The main character who like Johnson is a trauma psychotherapist who has been to Vietnam himself is in therapy himself, and his psychologist helps him to deal with both the pain he lived and the secondary trauma of those who work with trauma survivors. He speaks to his therapist about the role he is expected to play and how he gets through it:
“I’m expected to project an attitude of ‘I’ve seen it all and know just what to do.’ That’s half the magic.” I felt myself going on the defensive a little. “And when I’m not OK, when I’m scared of the situation and don’t know what to do, I fake it. I guess I manage to selectively dissociate, to take note of my feelings, and then put them in a closet somewhere and get on with it.”
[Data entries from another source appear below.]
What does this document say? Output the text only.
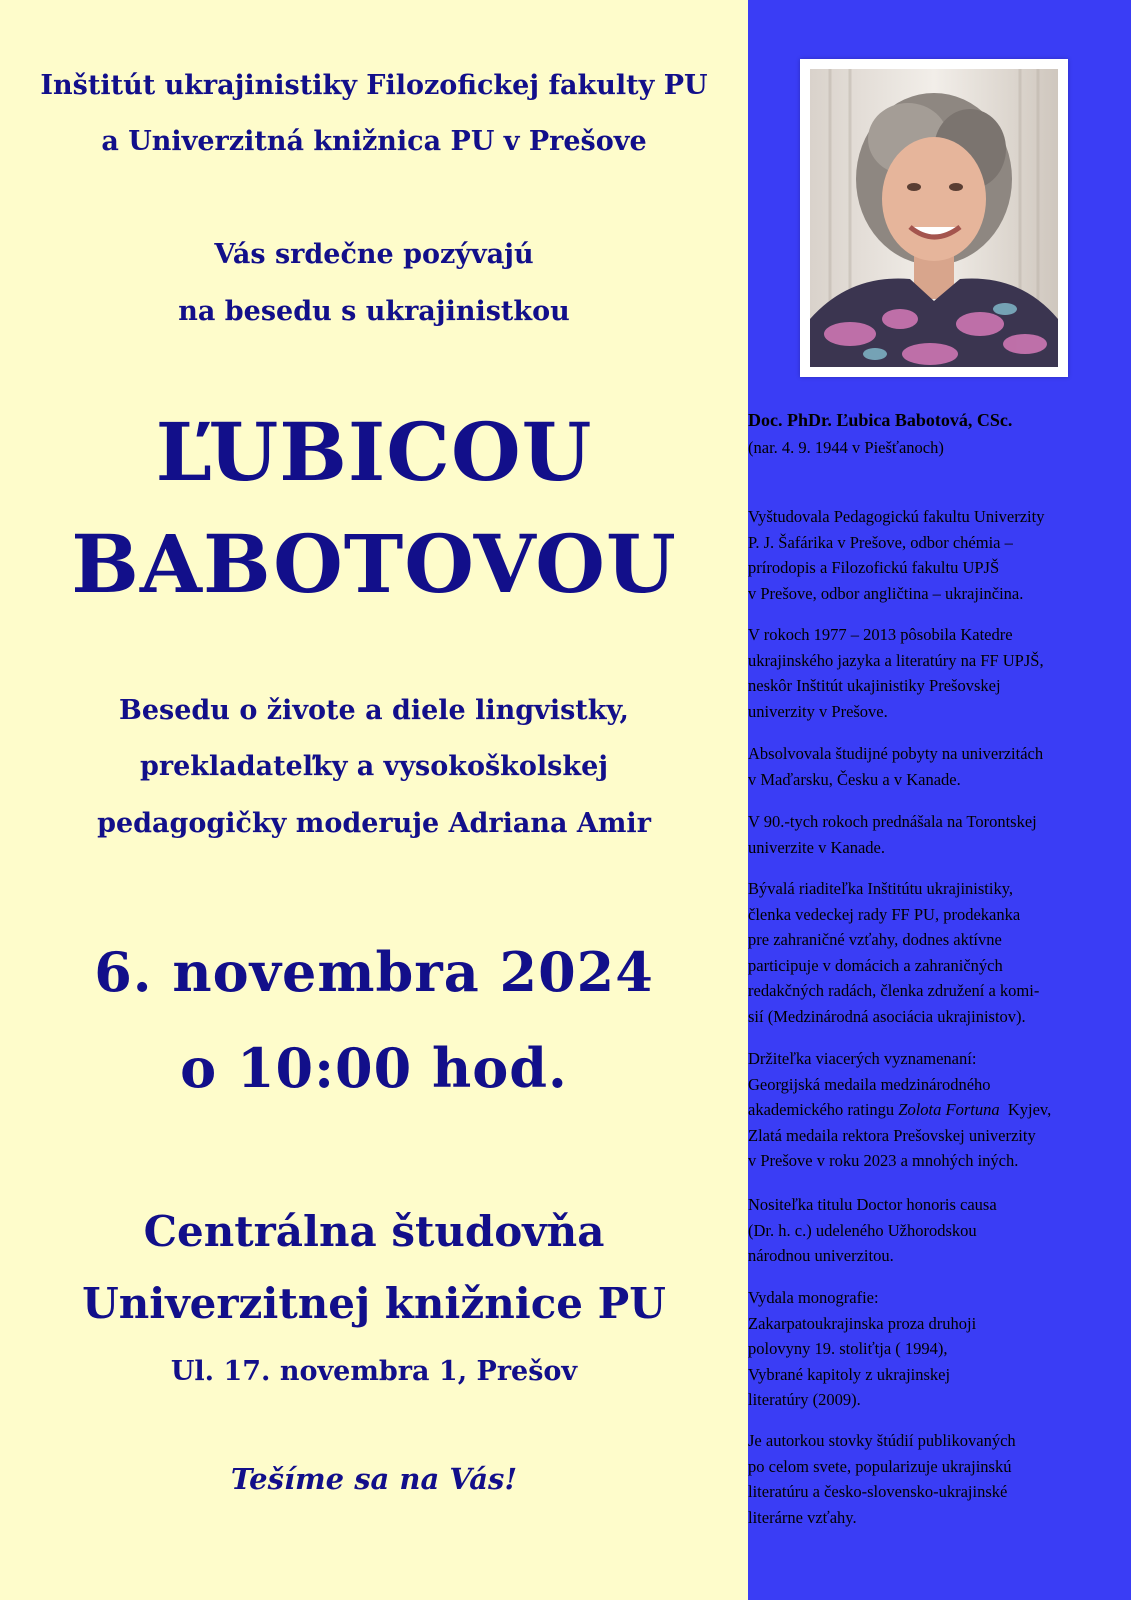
Inštitút ukrajinistiky Filozofickej fakulty PU
a Univerzitná knižnica PU v Prešove
Vás srdečne pozývajú
na besedu s ukrajinistkou
ĽUBICOU
BABOTOVOU
Besedu o živote a diele lingvistky,
prekladateľky a vysokoškolskej
pedagogičky moderuje Adriana Amir
6. novembra 2024
o 10:00 hod.
Centrálna študovňa
Univerzitnej knižnice PU
Ul. 17. novembra 1, Prešov
Tešíme sa na Vás!
Doc. PhDr. Ľubica Babotová, CSc.
(nar. 4. 9. 1944 v Piešťanoch)
Vyštudovala Pedagogickú fakultu Univerzity
P. J. Šafárika v Prešove, odbor chémia –
prírodopis a Filozofickú fakultu UPJŠ
v Prešove, odbor angličtina – ukrajinčina.
V rokoch 1977 – 2013 pôsobila Katedre
ukrajinského jazyka a literatúry na FF UPJŠ,
neskôr Inštitút ukajinistiky Prešovskej
univerzity v Prešove.
Absolvovala študijné pobyty na univerzitách
v Maďarsku, Česku a v Kanade.
V 90.-tych rokoch prednášala na Torontskej
univerzite v Kanade.
Bývalá riaditeľka Inštitútu ukrajinistiky,
členka vedeckej rady FF PU, prodekanka
pre zahraničné vzťahy, dodnes aktívne
participuje v domácich a zahraničných
redakčných radách, členka združení a komi-
sií (Medzinárodná asociácia ukrajinistov).
Držiteľka viacerých vyznamenaní:
Georgijská medaila medzinárodného
akademického ratingu Zolota Fortuna  Kyjev,
Zlatá medaila rektora Prešovskej univerzity
v Prešove v roku 2023 a mnohých iných.
Nositeľka titulu Doctor honoris causa
(Dr. h. c.) udeleného Užhorodskou
národnou univerzitou.
Vydala monografie:
Zakarpatoukrajinska proza druhoji
polovyny 19. stoliťtja ( 1994),
Vybrané kapitoly z ukrajinskej
literatúry (2009).
Je autorkou stovky štúdií publikovaných
po celom svete, popularizuje ukrajinskú
literatúru a česko-slovensko-ukrajinské
literárne vzťahy.
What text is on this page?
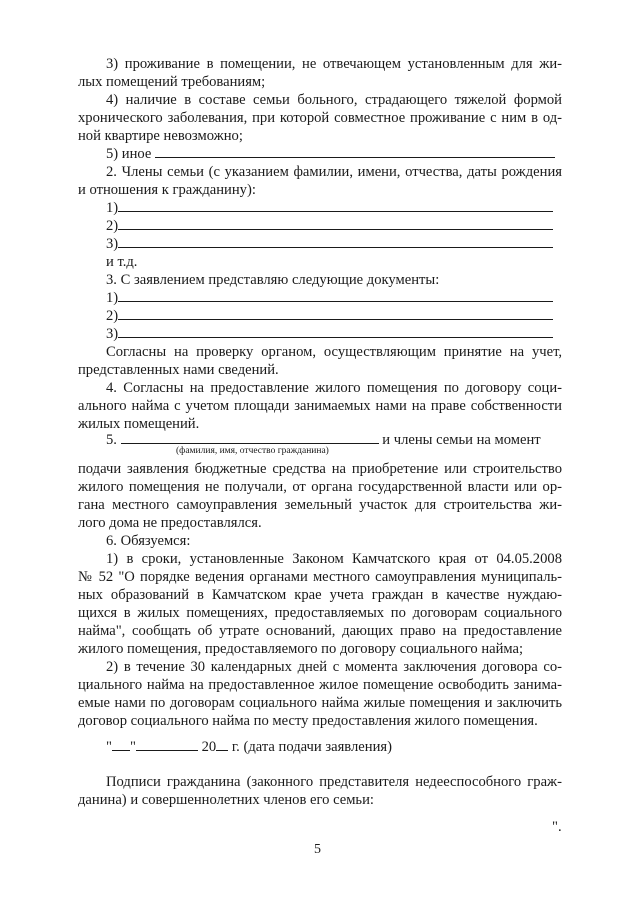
3) проживание в помещении, не отвечающем установленным для жи-
лых помещений требованиям;
4) наличие в составе семьи больного, страдающего тяжелой формой
хронического заболевания, при которой совместное проживание с ним в од-
ной квартире невозможно;
5) иное
2. Члены семьи (с указанием фамилии, имени, отчества, даты рождения
и отношения к гражданину):
1)
2)
3)
и т.д.
3. С заявлением представляю следующие документы:
1)
2)
3)
Согласны на проверку органом, осуществляющим принятие на учет,
представленных нами сведений.
4. Согласны на предоставление жилого помещения по договору соци-
ального найма с учетом площади занимаемых нами на праве собственности
жилых помещений.
5.	и члены семьи на момент
(фамилия, имя, отчество гражданина)
подачи заявления бюджетные средства на приобретение или строительство
жилого помещения не получали, от органа государственной власти или ор-
гана местного самоуправления земельный участок для строительства жи-
лого дома не предоставлялся.
6. Обязуемся:
1) в сроки, установленные Законом Камчатского края от 04.05.2008
№ 52 "О порядке ведения органами местного самоуправления муниципаль-
ных образований в Камчатском крае учета граждан в качестве нуждаю-
щихся в жилых помещениях, предоставляемых по договорам социального
найма", сообщать об утрате оснований, дающих право на предоставление
жилого помещения, предоставляемого по договору социального найма;
2) в течение 30 календарных дней с момента заключения договора со-
циального найма на предоставленное жилое помещение освободить занима-
емые нами по договорам социального найма жилые помещения и заключить
договор социального найма по месту предоставления жилого помещения.
" "	20 г. (дата подачи заявления)
Подписи гражданина (законного представителя недееспособного граж-
данина) и совершеннолетних членов его семьи:
".
5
“You certainly got good at that in Vietnam. And paid a price for it—you’ve been disconnected for years. Amnesia. Our work would have gone more quickly if you hadn’t been dragging around a pretty big sack of leftovers.”
I took a breath and let it out slowly. “It may not be perfect, but I guess I get by.”
Over the years, I have enjoyed popular nonfiction psychology books, but none of them have shown me what real pain looks like as this fictional account does. Those books are often neat and their discussions give observations that are meant to be definitive. This is a discussion of how messy psychological pain is, how his experiences in the past are rubbing up against the way he is trying to help people in the present in his practice. Psychologists have often presented themselves as godlike, able to clearly and easily point to this or that and solve or at least identify the problem immediately. Johnson lets us know that such an attempt does not make a lot of sense because problems are layered upon other problems and the psychologist is just a human being trying to see the patient through the foggy lens of his past.
For me, Chaos and Ash was refreshing. It is nice to have someone speak truth about something that should be taken seriously and so often is not.